Para além disso tudo, ainda resta a polêmica acerca do Rubaiyat ser ou não uma obra mística. Ora, no prefácio de sua tradução o próprio FitzGerald associou-a ao epicurismo, uma visão filosófica da vida mais focada nas pequenas alegrias e prazeres ditos “mundanos” do que em experiências religiosas. Farid ud-Din Attar (1145 – 1221), um célebre místico islâmico conterrâneo de Nixapur, disse certa vez que “Khayyam não era um místico, mas um livre-pensador”.

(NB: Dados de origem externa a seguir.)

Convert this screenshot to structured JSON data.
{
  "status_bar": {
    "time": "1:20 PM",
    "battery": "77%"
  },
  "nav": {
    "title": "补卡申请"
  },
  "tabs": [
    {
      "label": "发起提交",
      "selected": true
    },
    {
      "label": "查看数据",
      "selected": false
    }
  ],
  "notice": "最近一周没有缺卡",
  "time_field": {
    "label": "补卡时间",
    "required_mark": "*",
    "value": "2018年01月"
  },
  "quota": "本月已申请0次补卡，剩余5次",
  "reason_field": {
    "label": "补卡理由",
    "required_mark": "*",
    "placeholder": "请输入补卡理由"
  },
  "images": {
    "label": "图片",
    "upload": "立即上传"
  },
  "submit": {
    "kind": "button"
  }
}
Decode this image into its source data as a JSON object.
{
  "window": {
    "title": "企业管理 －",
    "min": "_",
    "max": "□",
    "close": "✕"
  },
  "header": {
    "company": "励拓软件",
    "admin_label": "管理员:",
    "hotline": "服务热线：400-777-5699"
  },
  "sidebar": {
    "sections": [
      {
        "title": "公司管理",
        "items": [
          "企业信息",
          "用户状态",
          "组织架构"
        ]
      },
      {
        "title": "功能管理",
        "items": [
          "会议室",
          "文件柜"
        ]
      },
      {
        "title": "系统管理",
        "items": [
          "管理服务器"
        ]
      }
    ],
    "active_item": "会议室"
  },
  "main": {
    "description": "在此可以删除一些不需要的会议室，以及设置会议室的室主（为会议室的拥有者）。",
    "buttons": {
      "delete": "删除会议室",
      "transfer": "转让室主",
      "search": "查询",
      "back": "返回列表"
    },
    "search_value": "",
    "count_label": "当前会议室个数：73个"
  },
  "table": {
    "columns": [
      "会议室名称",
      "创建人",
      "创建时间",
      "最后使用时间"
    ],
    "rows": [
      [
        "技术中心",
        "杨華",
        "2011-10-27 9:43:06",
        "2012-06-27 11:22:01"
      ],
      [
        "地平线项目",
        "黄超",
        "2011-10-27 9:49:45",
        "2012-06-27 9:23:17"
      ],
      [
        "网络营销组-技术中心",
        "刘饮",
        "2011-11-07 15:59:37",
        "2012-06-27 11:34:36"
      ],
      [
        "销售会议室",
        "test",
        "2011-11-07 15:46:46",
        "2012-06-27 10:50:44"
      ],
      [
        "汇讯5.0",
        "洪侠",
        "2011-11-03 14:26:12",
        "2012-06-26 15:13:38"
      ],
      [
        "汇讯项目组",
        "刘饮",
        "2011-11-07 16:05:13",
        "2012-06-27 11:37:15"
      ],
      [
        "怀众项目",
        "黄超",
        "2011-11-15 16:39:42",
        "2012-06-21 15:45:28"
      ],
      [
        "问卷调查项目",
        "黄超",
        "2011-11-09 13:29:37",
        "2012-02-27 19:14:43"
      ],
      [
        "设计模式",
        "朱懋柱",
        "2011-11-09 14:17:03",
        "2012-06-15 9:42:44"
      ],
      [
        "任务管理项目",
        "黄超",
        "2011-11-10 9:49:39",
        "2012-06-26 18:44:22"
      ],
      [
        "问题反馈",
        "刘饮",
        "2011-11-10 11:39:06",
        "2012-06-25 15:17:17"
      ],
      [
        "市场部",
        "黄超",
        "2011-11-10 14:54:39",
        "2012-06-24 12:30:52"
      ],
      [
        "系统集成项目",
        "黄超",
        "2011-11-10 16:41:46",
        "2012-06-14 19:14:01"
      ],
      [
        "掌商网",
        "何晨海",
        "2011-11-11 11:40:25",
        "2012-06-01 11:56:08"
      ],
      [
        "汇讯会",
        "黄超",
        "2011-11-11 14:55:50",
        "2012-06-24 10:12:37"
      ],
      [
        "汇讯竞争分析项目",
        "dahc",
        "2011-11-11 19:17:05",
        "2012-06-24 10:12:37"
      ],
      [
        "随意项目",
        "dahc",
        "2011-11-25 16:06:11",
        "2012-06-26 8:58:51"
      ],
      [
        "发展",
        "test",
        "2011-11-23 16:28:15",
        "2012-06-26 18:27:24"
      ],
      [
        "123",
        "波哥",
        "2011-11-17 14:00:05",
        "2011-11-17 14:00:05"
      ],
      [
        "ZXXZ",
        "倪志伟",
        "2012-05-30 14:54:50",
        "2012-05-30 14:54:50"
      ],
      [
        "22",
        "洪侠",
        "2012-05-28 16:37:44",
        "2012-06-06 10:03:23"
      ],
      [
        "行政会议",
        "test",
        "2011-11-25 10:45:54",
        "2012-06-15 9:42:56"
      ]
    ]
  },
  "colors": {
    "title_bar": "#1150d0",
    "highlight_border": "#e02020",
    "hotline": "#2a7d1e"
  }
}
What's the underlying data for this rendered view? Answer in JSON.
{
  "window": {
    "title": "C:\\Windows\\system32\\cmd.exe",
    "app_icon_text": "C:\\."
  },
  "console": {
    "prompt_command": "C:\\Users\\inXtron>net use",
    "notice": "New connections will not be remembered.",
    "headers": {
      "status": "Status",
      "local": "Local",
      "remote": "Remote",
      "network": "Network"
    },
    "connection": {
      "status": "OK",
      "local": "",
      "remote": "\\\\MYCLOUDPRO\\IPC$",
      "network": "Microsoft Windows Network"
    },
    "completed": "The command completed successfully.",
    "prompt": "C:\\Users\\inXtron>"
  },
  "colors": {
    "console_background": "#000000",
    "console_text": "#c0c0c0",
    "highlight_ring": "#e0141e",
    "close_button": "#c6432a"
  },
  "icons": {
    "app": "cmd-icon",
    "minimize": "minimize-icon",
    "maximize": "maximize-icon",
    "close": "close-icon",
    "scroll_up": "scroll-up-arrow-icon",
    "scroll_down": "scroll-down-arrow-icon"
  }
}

Entretanto, em 1867, J. Nicolas, o cônsul francês na Pérsia, realizou uma nova tradução do Rubaiyat, afirmando que o poeta era um sufi, e que suas quadras traziam, de forma alegórica, o pensamento e os ensinamentos desta vertente mística do Islã. Segundo esta visão, a taberna seria a mesquita; o vinho, a essência de Allah; o cálice, o mundo inteiro (por onde se espalha o vinho que não se colhe na videira); e a embriaguez em si, o êxtase místico, o contato direto com o amor divino.

A lição que fica é que o Rubaiyat será, sobretudo, aquilo que causar no coração de seus leitores. E, se você for mais um deles, então responda por si mesmo: do que, afinal, se trata o Rubaiyat de Omar Khayyam?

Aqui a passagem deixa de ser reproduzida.